Помню, как в журнале «Америка» прочитал об этих огромных аппаратах «искусственная почка», где через легкие мембраны происходит эта диффузия, своего рода просачивание. Я еще тогда вообразил себе и восхитился мастеровитости человеческого гения, технологически способного изменить физиологическую природу человеческого организма. Но это были огромные аппараты, способные помочь человеку в экстремальной ситуации.
Может быть, это была судьба — что именно этот журнал попался мне под руку.
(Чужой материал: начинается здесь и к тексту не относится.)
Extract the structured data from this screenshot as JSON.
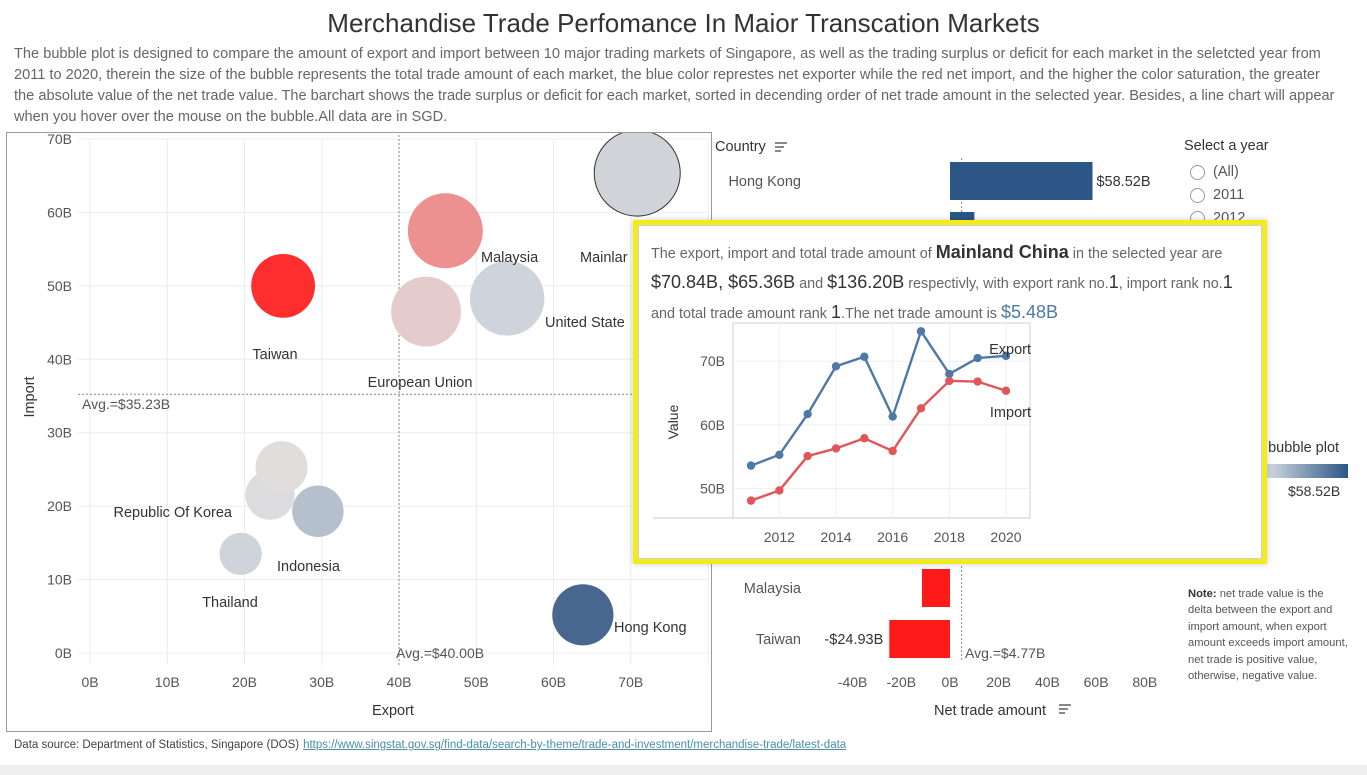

В нашей жизни нет ничего случайного. Есть то, что готовит человека к экстремальной ситуации.
А теперь представьте себе, что нормально текущая жизнь интеллигентного человека, с чтением книг, смотрением фильмов и уборкой по дому, разбита на несколько зон. Зона ответственности — сон, еда, эта самая интеллигентная работа. И зона, не подвластная жизни, — зона Танатоса. Где через деньдва, поверьте, через день — четыре‐пять часов надо пролежать на специальном кресле — окруженным сложнейшей аппаратурой. И чувствовать, как из тебя выливается кровь — очищается. И все это через тонкую иглу, где распухшие вены становятся как бы вратами жизни. И наступает блаженный миг освобождения от химической отравы. Постепенное возвращение к обычной жизни. Когда из нервов утекает горечь безумия. Через пять часов на аппарате зажигается долгожданное «Стоп!» Но это при условии, что где‐нибудь не вылетела или не поддула та самая игла, что у тебя не «взорвалось» давление. Или попросту не ударило в мозг — шок. Инсульт. Страшно даже подумать. Но и такое случается. Но если все хорошо (!), то по раскаленной или обледеневшей Москве, в так называемой «перевозке», раскаленной или тоже обледеневшей, происходит поднятие из зоны Танатоса.
Вот это и есть то, что вы называете «больной человек в семье». Как я уже говорил, до какой‐то поры все идет на грани облегченной терапии. А потом черта — и все переходит за черту, в искусственную жизнь. На этот самый гемодиализ, из которого возврата уже нет, это до смерти, до последней березки. Когда я узнал, то сначала попытался как можно дальше отвести это от себя. Постарался как можно меньше думать на эту тему. Как можно дольше не принимать на себя эту боль.
Но зона Танатоса охватывает всех вокруг. Она действует по‐разному — через ум, через эмоции. Уйти от нее, вырваться — невозможно.